A simplistic definition of a controversial idea can help win an argument right from the start. The contest for "humanism" is a good example, and numerous definitions of humanism have been promoted. We understand how humanism is supposed to guide life without consulting any commanding god. After that, things look complicated.
Many humanists during the first half of the 20th century were happy with "religious humanism". Its leadership helped to ensure that religious humanism played a large role in humanism’s analogues of denominations, including Unitarianism-Universalism and the American Humanist Association. Mason Olds briefly describes the aspirations of religious humanism in his essay Religious Humanism, Autumn 1995 . For a longer narrative of religious humanism, read Edwin Wilson’s useful narrative on "The Genesis of the Humanist Manifesto" .

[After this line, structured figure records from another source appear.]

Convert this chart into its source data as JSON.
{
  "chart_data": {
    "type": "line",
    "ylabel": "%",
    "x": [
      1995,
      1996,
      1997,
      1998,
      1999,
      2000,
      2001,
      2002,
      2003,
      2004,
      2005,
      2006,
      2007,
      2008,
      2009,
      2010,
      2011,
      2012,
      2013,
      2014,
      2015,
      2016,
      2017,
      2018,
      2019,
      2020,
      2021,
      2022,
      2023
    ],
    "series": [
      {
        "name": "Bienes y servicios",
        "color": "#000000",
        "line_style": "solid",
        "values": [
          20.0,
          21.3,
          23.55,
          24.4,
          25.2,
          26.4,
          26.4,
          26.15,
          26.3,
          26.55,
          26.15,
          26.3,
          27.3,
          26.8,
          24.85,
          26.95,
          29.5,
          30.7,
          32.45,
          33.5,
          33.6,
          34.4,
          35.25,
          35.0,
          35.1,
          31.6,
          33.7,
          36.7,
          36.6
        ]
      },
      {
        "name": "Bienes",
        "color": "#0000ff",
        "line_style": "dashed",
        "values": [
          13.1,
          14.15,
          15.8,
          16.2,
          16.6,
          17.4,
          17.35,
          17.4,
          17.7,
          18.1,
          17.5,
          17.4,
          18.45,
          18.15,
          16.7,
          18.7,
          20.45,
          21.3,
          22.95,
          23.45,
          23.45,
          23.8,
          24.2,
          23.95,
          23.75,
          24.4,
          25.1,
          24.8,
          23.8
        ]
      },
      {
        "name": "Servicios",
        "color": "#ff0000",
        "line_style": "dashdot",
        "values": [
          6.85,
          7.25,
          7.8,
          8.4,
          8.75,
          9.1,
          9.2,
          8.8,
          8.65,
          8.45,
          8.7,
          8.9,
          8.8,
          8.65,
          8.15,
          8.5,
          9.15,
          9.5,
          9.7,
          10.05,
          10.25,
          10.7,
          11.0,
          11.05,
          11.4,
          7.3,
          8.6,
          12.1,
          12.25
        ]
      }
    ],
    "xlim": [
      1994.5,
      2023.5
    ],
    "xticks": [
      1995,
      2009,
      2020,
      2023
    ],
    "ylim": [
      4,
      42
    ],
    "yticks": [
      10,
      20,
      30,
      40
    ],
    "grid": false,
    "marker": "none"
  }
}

By the 1970s, humanism had fractured into two main parts: humanists living without god, and humanists living without any lingering vestige of the religious/spiritual life. What it really meant to be "non-religious" became contested territory, and that divided situation prevails today. The UUs have shown some renewed interest in returning to god-talk and the spiritual life, and the American Humanist Association has tried for its part to repudiate its "religious" humanist past. In 2002 the AHA and its then-President Edd Doerr issued a statement against "hyphenated humanism" in The Humanist [see the AHA website ]. Doerr claims that "the lifestance is by definition naturalistic, scientific, and secular." That’s a too-convenient definition of humanism, especially since secular humanism arose for good reason. It’s just too late to ignore how the meaning of "religion" had already broadened beyond easy definition long before "humanism". Two important definitions of religion were not going to now disappear: religion as dependence on supernaturalism, and religion as engagement with the wonders of nature.

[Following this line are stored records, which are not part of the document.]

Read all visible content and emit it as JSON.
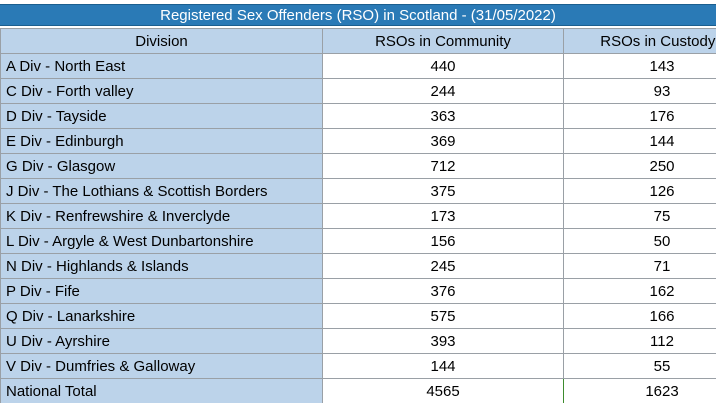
{
  "title": "Registered Sex Offenders (RSO) in Scotland - (31/05/2022)",
  "headers": [
    "Division",
    "RSOs  in Community",
    "RSOs in Custody /"
  ],
  "rows": [
    {
      "division": "A Div - North East",
      "community": "440",
      "custody": "143"
    },
    {
      "division": "C Div - Forth valley",
      "community": "244",
      "custody": "93"
    },
    {
      "division": "D Div - Tayside",
      "community": "363",
      "custody": "176"
    },
    {
      "division": "E Div - Edinburgh",
      "community": "369",
      "custody": "144"
    },
    {
      "division": "G Div - Glasgow",
      "community": "712",
      "custody": "250"
    },
    {
      "division": "J Div - The Lothians & Scottish Borders",
      "community": "375",
      "custody": "126"
    },
    {
      "division": "K Div - Renfrewshire & Inverclyde",
      "community": "173",
      "custody": "75"
    },
    {
      "division": "L Div - Argyle & West Dunbartonshire",
      "community": "156",
      "custody": "50"
    },
    {
      "division": "N Div - Highlands & Islands",
      "community": "245",
      "custody": "71"
    },
    {
      "division": "P Div - Fife",
      "community": "376",
      "custody": "162"
    },
    {
      "division": "Q Div - Lanarkshire",
      "community": "575",
      "custody": "166"
    },
    {
      "division": "U Div - Ayrshire",
      "community": "393",
      "custody": "112"
    },
    {
      "division": "V Div - Dumfries & Galloway",
      "community": "144",
      "custody": "55"
    }
  ],
  "total": {
    "division": "National Total",
    "community": "4565",
    "custody": "1623"
  }
}
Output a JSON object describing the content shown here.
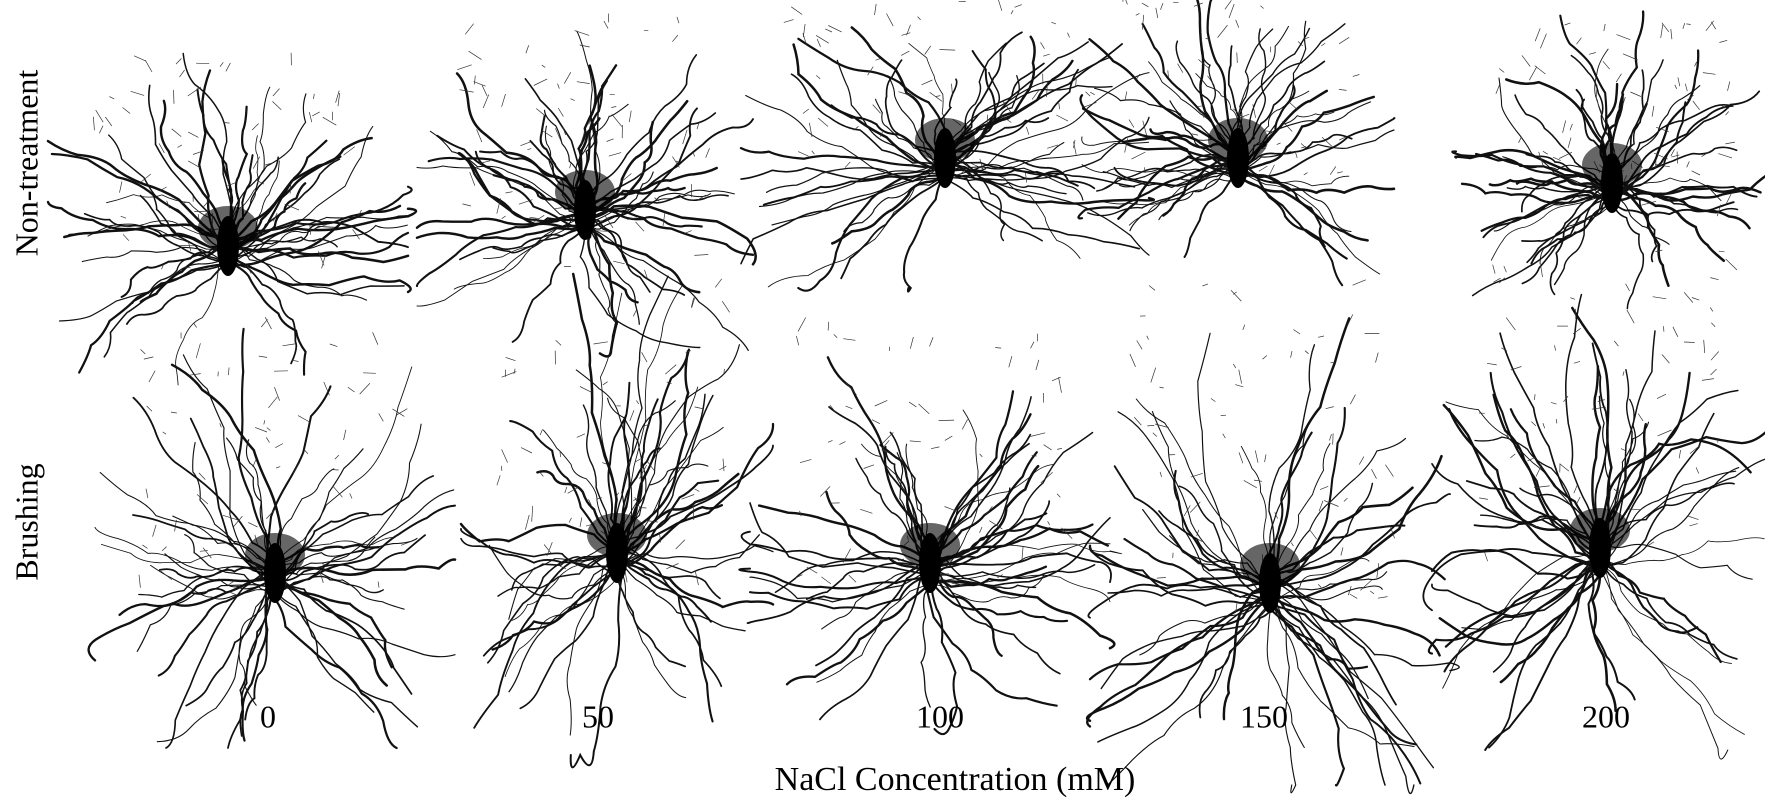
{
  "row_labels": [
    "Non-treatment",
    "Brushing"
  ],
  "column_labels": [
    "0",
    "50",
    "100",
    "150",
    "200"
  ],
  "x_axis_label": "NaCl Concentration (mM)"
}
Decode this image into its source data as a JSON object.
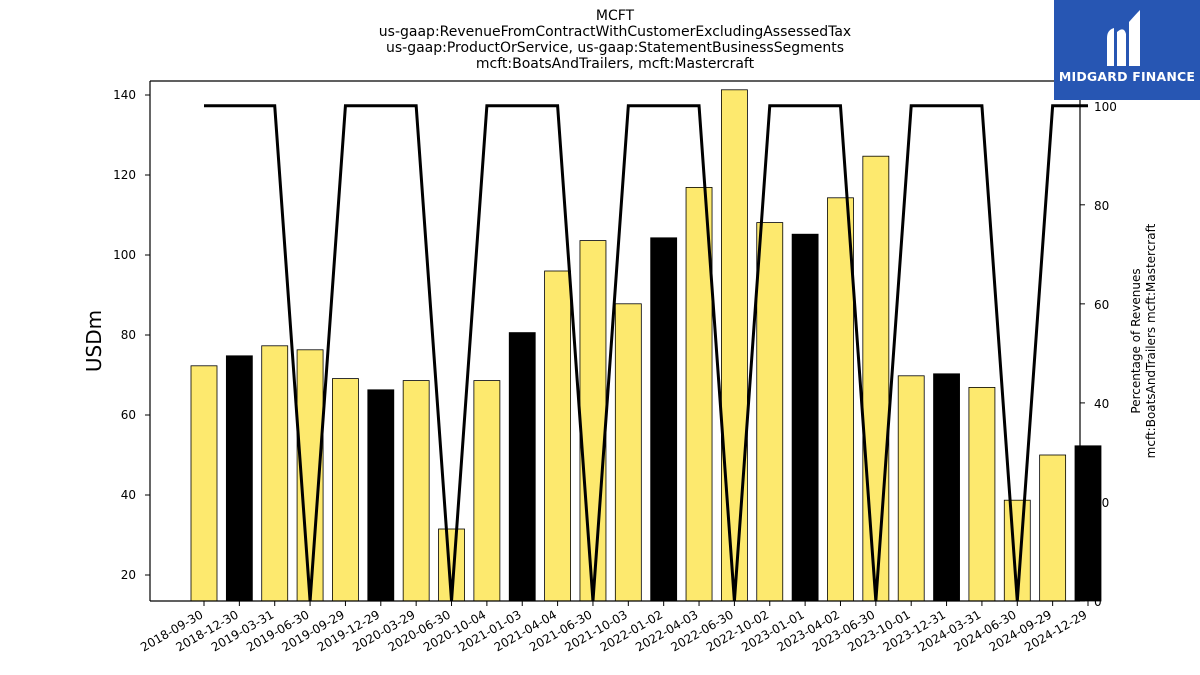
{
  "chart_data": {
    "type": "bar",
    "title_lines": [
      "MCFT",
      "us-gaap:RevenueFromContractWithCustomerExcludingAssessedTax",
      "us-gaap:ProductOrService, us-gaap:StatementBusinessSegments",
      "mcft:BoatsAndTrailers, mcft:Mastercraft"
    ],
    "ylabel": "USDm",
    "y2label_lines": [
      "Percentage of Revenues",
      "mcft:BoatsAndTrailers mcft:Mastercraft"
    ],
    "categories": [
      "2018-09-30",
      "2018-12-30",
      "2019-03-31",
      "2019-06-30",
      "2019-09-29",
      "2019-12-29",
      "2020-03-29",
      "2020-06-30",
      "2020-10-04",
      "2021-01-03",
      "2021-04-04",
      "2021-06-30",
      "2021-10-03",
      "2022-01-02",
      "2022-04-03",
      "2022-06-30",
      "2022-10-02",
      "2023-01-01",
      "2023-04-02",
      "2023-06-30",
      "2023-10-01",
      "2023-12-31",
      "2024-03-31",
      "2024-06-30",
      "2024-09-29",
      "2024-12-29"
    ],
    "values": [
      72.3,
      74.8,
      77.3,
      76.3,
      69.1,
      66.3,
      68.6,
      31.5,
      68.6,
      80.6,
      96.0,
      103.6,
      87.8,
      104.3,
      116.9,
      141.3,
      108.1,
      105.2,
      114.3,
      124.7,
      69.8,
      70.3,
      66.9,
      38.7,
      50.0,
      52.3
    ],
    "bar_colors": [
      "#fde96e",
      "#000000",
      "#fde96e",
      "#fde96e",
      "#fde96e",
      "#000000",
      "#fde96e",
      "#fde96e",
      "#fde96e",
      "#000000",
      "#fde96e",
      "#fde96e",
      "#fde96e",
      "#000000",
      "#fde96e",
      "#fde96e",
      "#fde96e",
      "#000000",
      "#fde96e",
      "#fde96e",
      "#fde96e",
      "#000000",
      "#fde96e",
      "#fde96e",
      "#fde96e",
      "#000000"
    ],
    "percentage_series": [
      100,
      100,
      100,
      0,
      100,
      100,
      100,
      0,
      100,
      100,
      100,
      0,
      100,
      100,
      100,
      0,
      100,
      100,
      100,
      0,
      100,
      100,
      100,
      0,
      100,
      100
    ],
    "ylim": [
      13.5,
      143.5
    ],
    "yticks": [
      20,
      40,
      60,
      80,
      100,
      120,
      140
    ],
    "y2lim": [
      0,
      105
    ],
    "y2ticks": [
      0,
      20,
      40,
      60,
      80,
      100
    ],
    "grid": false,
    "line_color": "#000000"
  },
  "logo": {
    "text": "MIDGARD FINANCE",
    "background": "#2756b3"
  }
}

Is Doerr correct to claim that humanism is "by definition" naturalistic, scientific, and secular? Perhaps humanism is like that, if done well. But the religious humanists of by-gone days would have agreed with Doerr, so no clarification has been achieved. Naturalism rejects supernaturalism by preferring scientific knowledge to revelation. Naturalists are naturally secular, by preferring to live without any directives offered by dogmatic churches and without any church-state entanglement. But religious humanists still believed that a holistic grasp of our place in the natural world, special experiences of the biological-natural relationship, and wisdom contained in the world’s religions, all offer valuable inspirations and orientations for intelligently pursuing the good life. And there are still many people today, perhaps more people than ever before (according to demographers), who currently have this kind of lifestance, even if they are unfamilar with the term "religious humanism".

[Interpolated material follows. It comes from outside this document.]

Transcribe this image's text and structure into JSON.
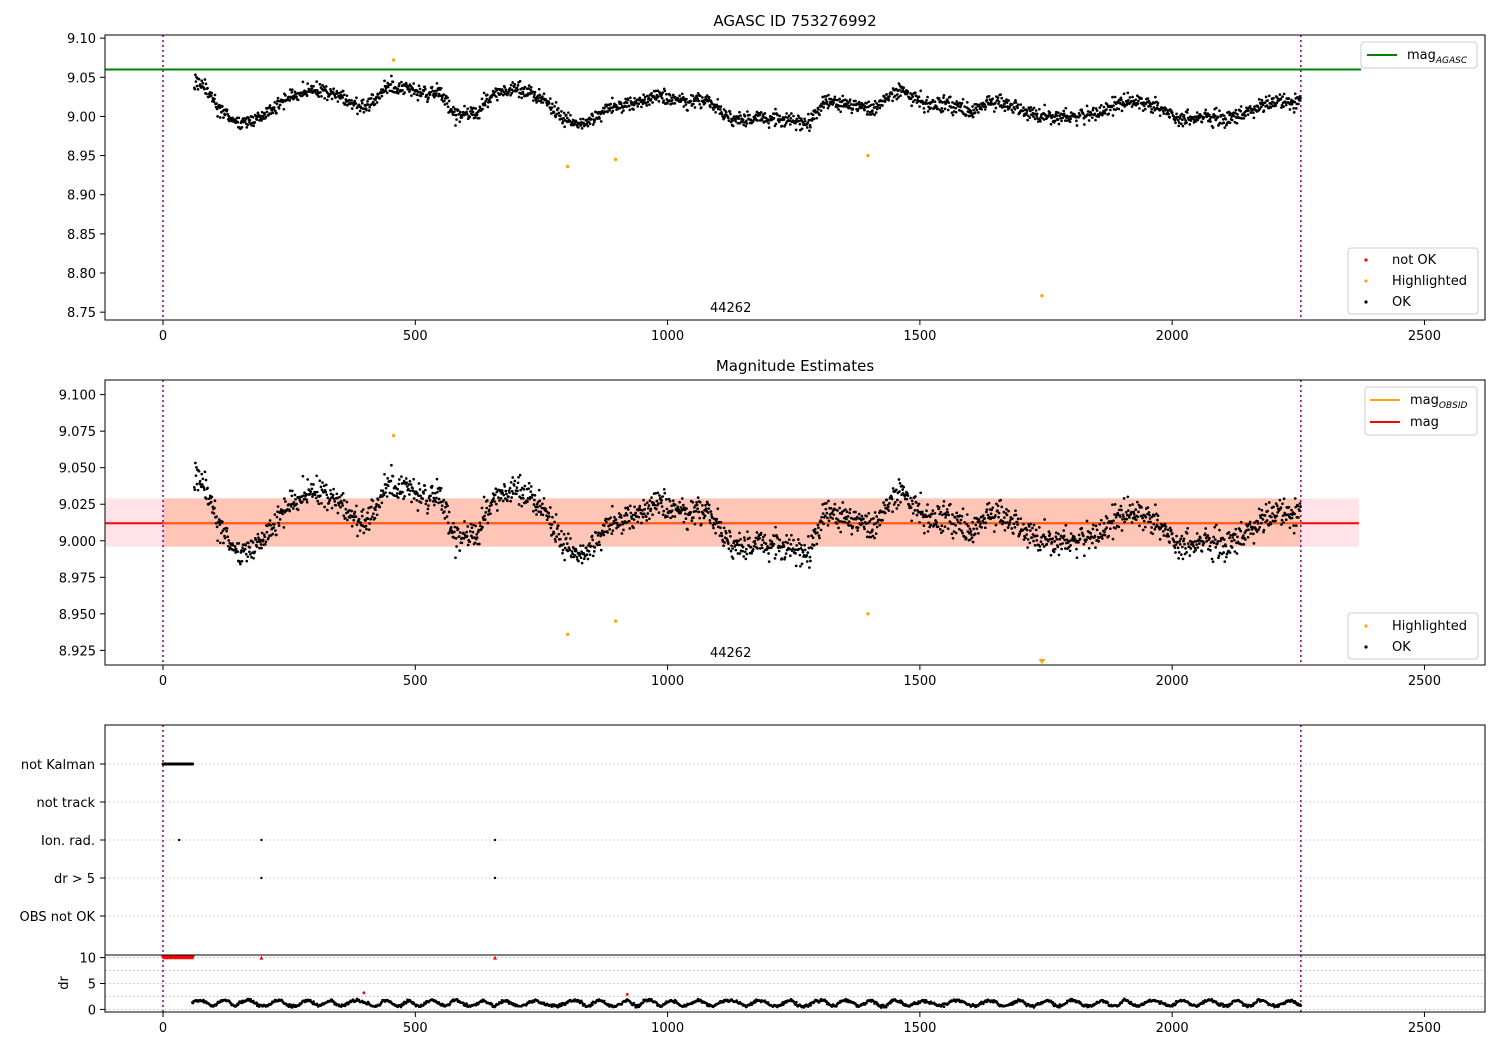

Doerr and the AHA might wish that all religious humanists can be erased from existence with a simple definition. Sounds suspicious, though. We can understand this potent motivation, that others have had too, for assimilating "secular" humanists under a broad "humanist" umbrella. But such a definitional tactic will never work in the long run. One thing is for sure: humanism is indeed broad territory, and so is religion. We cannot ignore major disagreements about the meaning of "religion" and about the various ways that people can lead "religious" lives. Evidently some harder thinking is still required for figuring out humanism’s vital contribution to the world. Is there any better definition of "humanism"?